2019 Prospectus Curators:

Dana Bishop-Root and Hannah Turpin

Two people stand against a brick wall
Dana Bishop-Root and Hannah Turpin, the Prospectus 2019 Curators

Dana Bishop-Root

Dana Bishop-Root maintains expansive collaborative practices with Transformazium and General Sisters and is the program Director at Braddock Carnegie Library. Her collaborative work grows alongside local systems of communication, exchange, resource distribution and how we use language together.

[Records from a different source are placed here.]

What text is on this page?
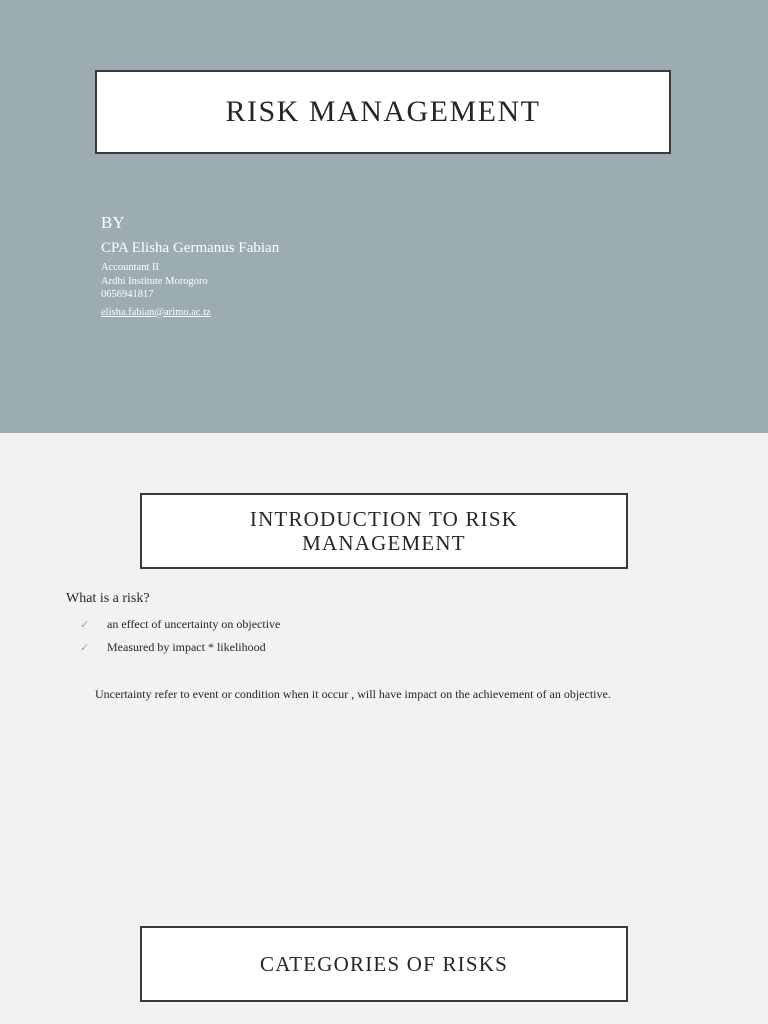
RISK MANAGEMENT
BY
CPA Elisha Germanus Fabian
Accountant II
Ardhi Institute Morogoro
0656941817
elisha.fabian@arimo.ac.tz
INTRODUCTION TO RISK
MANAGEMENT
What is a risk?
✓	an effect of uncertainty on objective
✓	Measured by impact * likelihood
Uncertainty refer to event or condition when it occur , will have impact on the achievement of an objective.
CATEGORIES OF RISKS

The process and work of Tranformazium is embedded in the Braddock Carnegie Library and General Sisters can be found in the building on the corner of Kirkpatrick Avenue and Robinson in North Braddock, PA. Both practices take on context based forms as they are shared in museums, classrooms, dinner tables and journals.

This is Not Romantic (February 21 – March 23, 2019)

 

Hannah Turpin

Hannah Turpin’s curatorial practice focuses on the relationship between art and contemporary social issues surrounding identity, community, and representation. She is currently the curatorial assistant for modern and contemporary art and photography at Carnegie Museum of Art. Recent exhibitions include Shaping a Modern Legacy: Karl and Jennifer Salatka Collect (Carnegie Museum of Art) and The Seen and The Unseen: Three Artists Visualizing the Boundary of Space and Place (Neu Kirche Contemporary Art Center). Turpin earned a  Master’s in Art History at New York University’s Institute of Fine Arts and a Bachelor’s in East Asian Studies at Denison University. Past institutional experience includes the Brooklyn Museum, Leslie-Lohman Museum of Gay and Lesbian Art, and Columbus Museum of Art.